I think, after 2.5 hours in the car on Saturday, I can make two perhaps helpful non-driver specific observations for non-SM drivers:

1. An SM makes you feel like superman. I'm not kidding. It is underpowered, handles great (and predictably), and stops well. You can do things in that car that would get you killed in your IT car. Case in point: when I get the Uphill Esses exactly right in my TR8, I am much faster through there than I am in the SM. BUT, if I am even a few inches off, I'm toast, off the track and possibly in big trouble. WIth the SM, I could go flat out through the esses using a couple of different lines. The SM would recover just fine.

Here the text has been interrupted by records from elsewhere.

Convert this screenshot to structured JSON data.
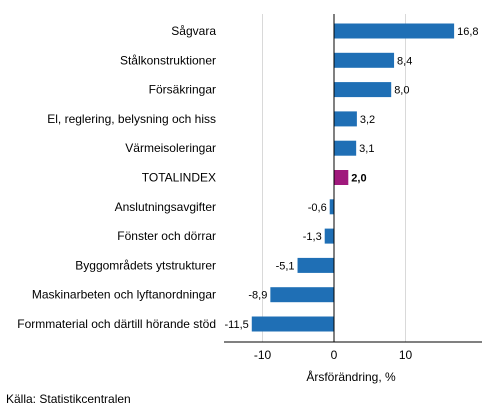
{
  "chart_data": {
    "type": "bar",
    "orientation": "horizontal",
    "categories": [
      "Sågvara",
      "Stålkonstruktioner",
      "Försäkringar",
      "El, reglering, belysning och hiss",
      "Värmeisoleringar",
      "TOTALINDEX",
      "Anslutningsavgifter",
      "Fönster och dörrar",
      "Byggområdets ytstrukturer",
      "Maskinarbeten och lyftanordningar",
      "Formmaterial och därtill hörande stöd"
    ],
    "values": [
      16.8,
      8.4,
      8.0,
      3.2,
      3.1,
      2.0,
      -0.6,
      -1.3,
      -5.1,
      -8.9,
      -11.5
    ],
    "value_labels": [
      "16,8",
      "8,4",
      "8,0",
      "3,2",
      "3,1",
      "2,0",
      "-0,6",
      "-1,3",
      "-5,1",
      "-8,9",
      "-11,5"
    ],
    "highlight_category": "TOTALINDEX",
    "xlabel": "Årsförändring, %",
    "xlim": [
      -15.5,
      20
    ],
    "xticks": [
      -10,
      0,
      10
    ],
    "xtick_labels": [
      "-10",
      "0",
      "10"
    ],
    "grid": true,
    "colors": {
      "bar": "#1f6fb5",
      "highlight": "#a0197c",
      "grid": "#d9d9d9",
      "axis": "#000000"
    }
  },
  "source": "Källa: Statistikcentralen"
}
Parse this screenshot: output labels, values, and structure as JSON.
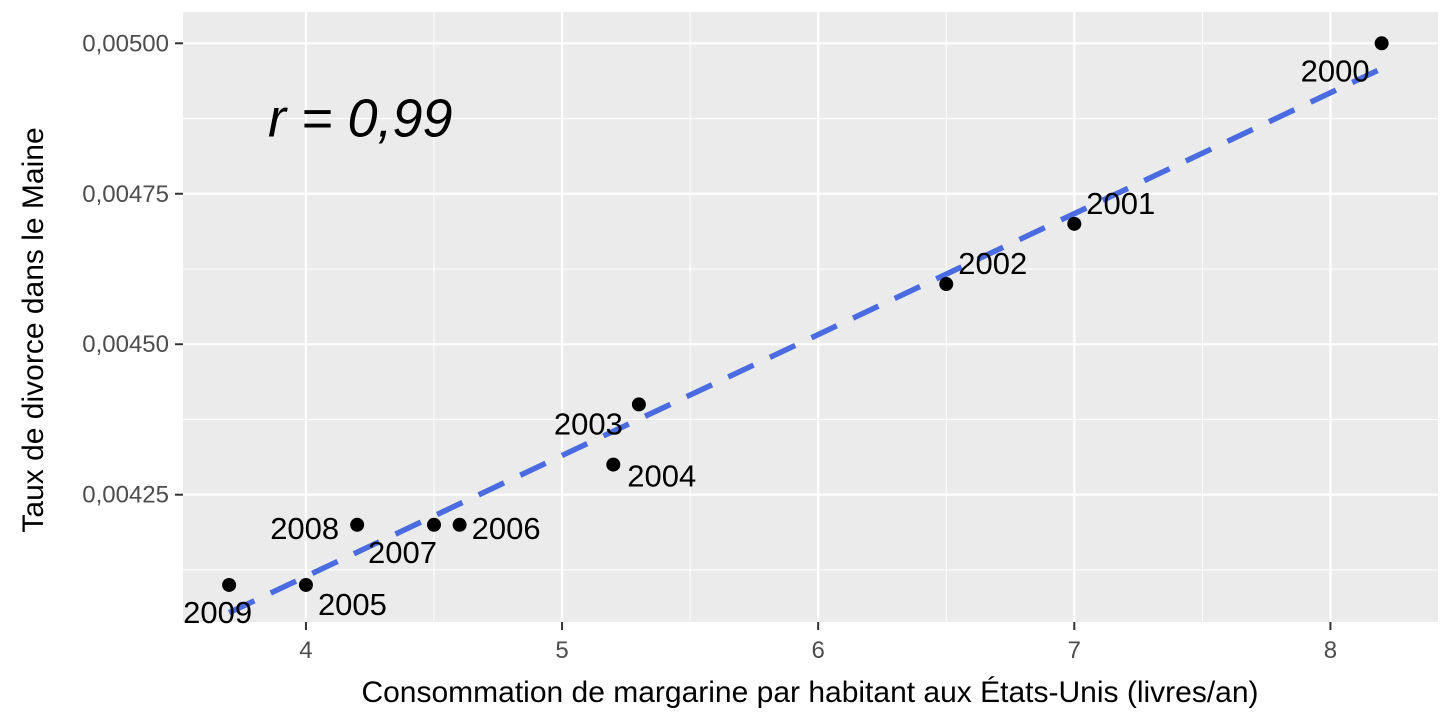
{
  "chart_data": {
    "type": "scatter",
    "title": "",
    "xlabel": "Consommation de margarine par habitant aux États-Unis (livres/an)",
    "ylabel": "Taux de divorce dans le Maine",
    "xlim": [
      3.52,
      8.42
    ],
    "ylim": [
      0.0040385,
      0.005052
    ],
    "x_ticks": [
      4,
      5,
      6,
      7,
      8
    ],
    "x_tick_labels": [
      "4",
      "5",
      "6",
      "7",
      "8"
    ],
    "y_ticks": [
      0.00425,
      0.0045,
      0.00475,
      0.005
    ],
    "y_tick_labels": [
      "0,00425",
      "0,00450",
      "0,00475",
      "0,00500"
    ],
    "grid": true,
    "points": [
      {
        "label": "2000",
        "x": 8.2,
        "y": 0.005
      },
      {
        "label": "2001",
        "x": 7.0,
        "y": 0.0047
      },
      {
        "label": "2002",
        "x": 6.5,
        "y": 0.0046
      },
      {
        "label": "2003",
        "x": 5.3,
        "y": 0.0044
      },
      {
        "label": "2004",
        "x": 5.2,
        "y": 0.0043
      },
      {
        "label": "2005",
        "x": 4.0,
        "y": 0.0041
      },
      {
        "label": "2006",
        "x": 4.6,
        "y": 0.0042
      },
      {
        "label": "2007",
        "x": 4.5,
        "y": 0.0042
      },
      {
        "label": "2008",
        "x": 4.2,
        "y": 0.0042
      },
      {
        "label": "2009",
        "x": 3.7,
        "y": 0.0041
      }
    ],
    "fit_line": {
      "x": [
        3.7,
        8.2
      ],
      "y": [
        0.004054,
        0.004958
      ],
      "style": "dashed",
      "color": "#4A6CE0"
    },
    "annotation": {
      "text": "r = 0,99",
      "x": 4.25,
      "y": 0.004875
    }
  }
}
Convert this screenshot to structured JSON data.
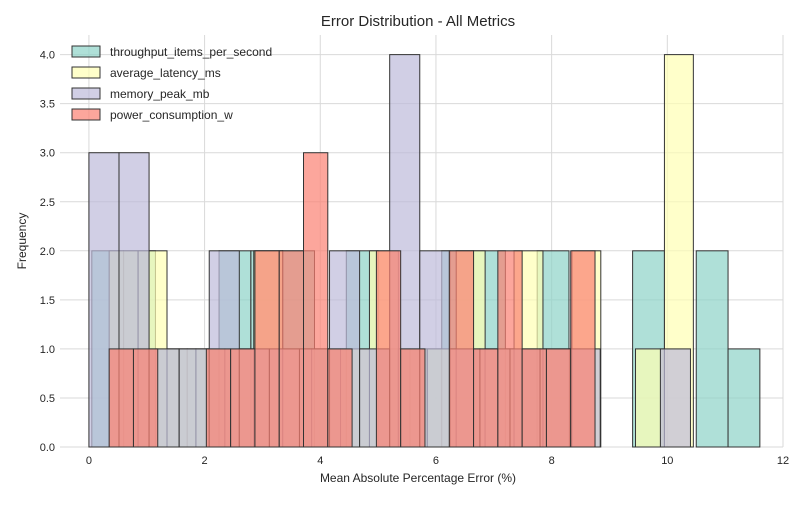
{
  "chart_data": {
    "type": "histogram",
    "title": "Error Distribution - All Metrics",
    "xlabel": "Mean Absolute Percentage Error (%)",
    "ylabel": "Frequency",
    "xlim": [
      -0.5,
      12
    ],
    "ylim": [
      0,
      4.2
    ],
    "xticks": [
      0,
      2,
      4,
      6,
      8,
      10,
      12
    ],
    "yticks": [
      0.0,
      0.5,
      1.0,
      1.5,
      2.0,
      2.5,
      3.0,
      3.5,
      4.0
    ],
    "grid": true,
    "legend_position": "top-left",
    "series": [
      {
        "name": "throughput_items_per_second",
        "color": "#8dd3c7",
        "bins": [
          {
            "x0": 0.05,
            "x1": 0.6,
            "count": 2
          },
          {
            "x0": 0.6,
            "x1": 1.15,
            "count": 2
          },
          {
            "x0": 1.15,
            "x1": 1.7,
            "count": 1
          },
          {
            "x0": 1.7,
            "x1": 2.25,
            "count": 1
          },
          {
            "x0": 2.25,
            "x1": 2.8,
            "count": 2
          },
          {
            "x0": 2.8,
            "x1": 3.35,
            "count": 2
          },
          {
            "x0": 3.35,
            "x1": 3.9,
            "count": 2
          },
          {
            "x0": 3.9,
            "x1": 4.45,
            "count": 1
          },
          {
            "x0": 4.45,
            "x1": 5.0,
            "count": 2
          },
          {
            "x0": 5.0,
            "x1": 5.55,
            "count": 1
          },
          {
            "x0": 5.55,
            "x1": 6.1,
            "count": 1
          },
          {
            "x0": 6.1,
            "x1": 6.65,
            "count": 2
          },
          {
            "x0": 6.65,
            "x1": 7.2,
            "count": 2
          },
          {
            "x0": 7.2,
            "x1": 7.75,
            "count": 1
          },
          {
            "x0": 7.75,
            "x1": 8.3,
            "count": 2
          },
          {
            "x0": 9.4,
            "x1": 9.95,
            "count": 2
          },
          {
            "x0": 10.5,
            "x1": 11.05,
            "count": 2
          },
          {
            "x0": 11.05,
            "x1": 11.6,
            "count": 1
          }
        ]
      },
      {
        "name": "average_latency_ms",
        "color": "#ffffb3",
        "bins": [
          {
            "x0": 0.35,
            "x1": 0.85,
            "count": 2
          },
          {
            "x0": 0.85,
            "x1": 1.35,
            "count": 2
          },
          {
            "x0": 1.35,
            "x1": 1.85,
            "count": 1
          },
          {
            "x0": 1.85,
            "x1": 2.35,
            "count": 1
          },
          {
            "x0": 2.35,
            "x1": 2.85,
            "count": 1
          },
          {
            "x0": 2.85,
            "x1": 3.35,
            "count": 2
          },
          {
            "x0": 3.35,
            "x1": 3.85,
            "count": 1
          },
          {
            "x0": 3.85,
            "x1": 4.35,
            "count": 1
          },
          {
            "x0": 4.35,
            "x1": 4.85,
            "count": 1
          },
          {
            "x0": 4.85,
            "x1": 5.35,
            "count": 2
          },
          {
            "x0": 5.35,
            "x1": 5.85,
            "count": 1
          },
          {
            "x0": 5.85,
            "x1": 6.35,
            "count": 1
          },
          {
            "x0": 6.35,
            "x1": 6.85,
            "count": 2
          },
          {
            "x0": 6.85,
            "x1": 7.35,
            "count": 1
          },
          {
            "x0": 7.35,
            "x1": 7.85,
            "count": 2
          },
          {
            "x0": 7.85,
            "x1": 8.35,
            "count": 1
          },
          {
            "x0": 8.35,
            "x1": 8.85,
            "count": 2
          },
          {
            "x0": 9.45,
            "x1": 9.95,
            "count": 1
          },
          {
            "x0": 9.95,
            "x1": 10.45,
            "count": 4
          }
        ]
      },
      {
        "name": "memory_peak_mb",
        "color": "#bebada",
        "bins": [
          {
            "x0": 0.0,
            "x1": 0.52,
            "count": 3
          },
          {
            "x0": 0.52,
            "x1": 1.04,
            "count": 3
          },
          {
            "x0": 1.04,
            "x1": 1.56,
            "count": 1
          },
          {
            "x0": 1.56,
            "x1": 2.08,
            "count": 1
          },
          {
            "x0": 2.08,
            "x1": 2.6,
            "count": 2
          },
          {
            "x0": 2.6,
            "x1": 3.12,
            "count": 1
          },
          {
            "x0": 3.12,
            "x1": 3.64,
            "count": 1
          },
          {
            "x0": 3.64,
            "x1": 4.16,
            "count": 1
          },
          {
            "x0": 4.16,
            "x1": 4.68,
            "count": 2
          },
          {
            "x0": 4.68,
            "x1": 5.2,
            "count": 1
          },
          {
            "x0": 5.2,
            "x1": 5.72,
            "count": 4
          },
          {
            "x0": 5.72,
            "x1": 6.24,
            "count": 2
          },
          {
            "x0": 6.24,
            "x1": 6.76,
            "count": 1
          },
          {
            "x0": 6.76,
            "x1": 7.28,
            "count": 1
          },
          {
            "x0": 7.28,
            "x1": 7.8,
            "count": 1
          },
          {
            "x0": 7.8,
            "x1": 8.32,
            "count": 1
          },
          {
            "x0": 8.32,
            "x1": 8.84,
            "count": 1
          },
          {
            "x0": 9.88,
            "x1": 10.4,
            "count": 1
          }
        ]
      },
      {
        "name": "power_consumption_w",
        "color": "#fb8072",
        "bins": [
          {
            "x0": 0.35,
            "x1": 0.77,
            "count": 1
          },
          {
            "x0": 0.77,
            "x1": 1.19,
            "count": 1
          },
          {
            "x0": 1.19,
            "x1": 1.61,
            "count": 0
          },
          {
            "x0": 1.61,
            "x1": 2.03,
            "count": 0
          },
          {
            "x0": 2.03,
            "x1": 2.45,
            "count": 1
          },
          {
            "x0": 2.45,
            "x1": 2.87,
            "count": 1
          },
          {
            "x0": 2.87,
            "x1": 3.29,
            "count": 2
          },
          {
            "x0": 3.29,
            "x1": 3.71,
            "count": 2
          },
          {
            "x0": 3.71,
            "x1": 4.13,
            "count": 3
          },
          {
            "x0": 4.13,
            "x1": 4.55,
            "count": 1
          },
          {
            "x0": 4.55,
            "x1": 4.97,
            "count": 0
          },
          {
            "x0": 4.97,
            "x1": 5.39,
            "count": 2
          },
          {
            "x0": 5.39,
            "x1": 5.81,
            "count": 1
          },
          {
            "x0": 5.81,
            "x1": 6.23,
            "count": 0
          },
          {
            "x0": 6.23,
            "x1": 6.65,
            "count": 2
          },
          {
            "x0": 6.65,
            "x1": 7.07,
            "count": 1
          },
          {
            "x0": 7.07,
            "x1": 7.49,
            "count": 2
          },
          {
            "x0": 7.49,
            "x1": 7.91,
            "count": 1
          },
          {
            "x0": 7.91,
            "x1": 8.33,
            "count": 1
          },
          {
            "x0": 8.33,
            "x1": 8.75,
            "count": 2
          }
        ]
      }
    ]
  }
}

2. Lifting in the SM is death -- the car just comes to a halt and the rest of your competitors sail away. As an IT driver in a car with torque, I can back off, and then get back on the throttle and not totally kill a lap. In the SM, any lift would have dire implications for several corners at least. I think this encourages, at least it did with me, trying to find ways NOT to lift at all.

My first session I was certainly guitly of playing Wreck Pinata, puttin gthe car in the tire wall in Oak Tree with an ill advised pass of an ITS car that was just going to run me down on the backstraight. After seeing the cost to my team (2 laps pulling out the right front fender) of that move, I settled down and just tried to be consistent.

So, while I like and respect the car, I think I am going to put down teh crack pipe and stay with my TR8, which requires me to be more precise and stay out of trouble to go fast. The Miata, on the other hand, just tempts you and tempts you to do things you shouldn't.

The solution? An SM only run group. Let them have fun in those cars because I do think they are/need to be driven differently than most other IT type cars.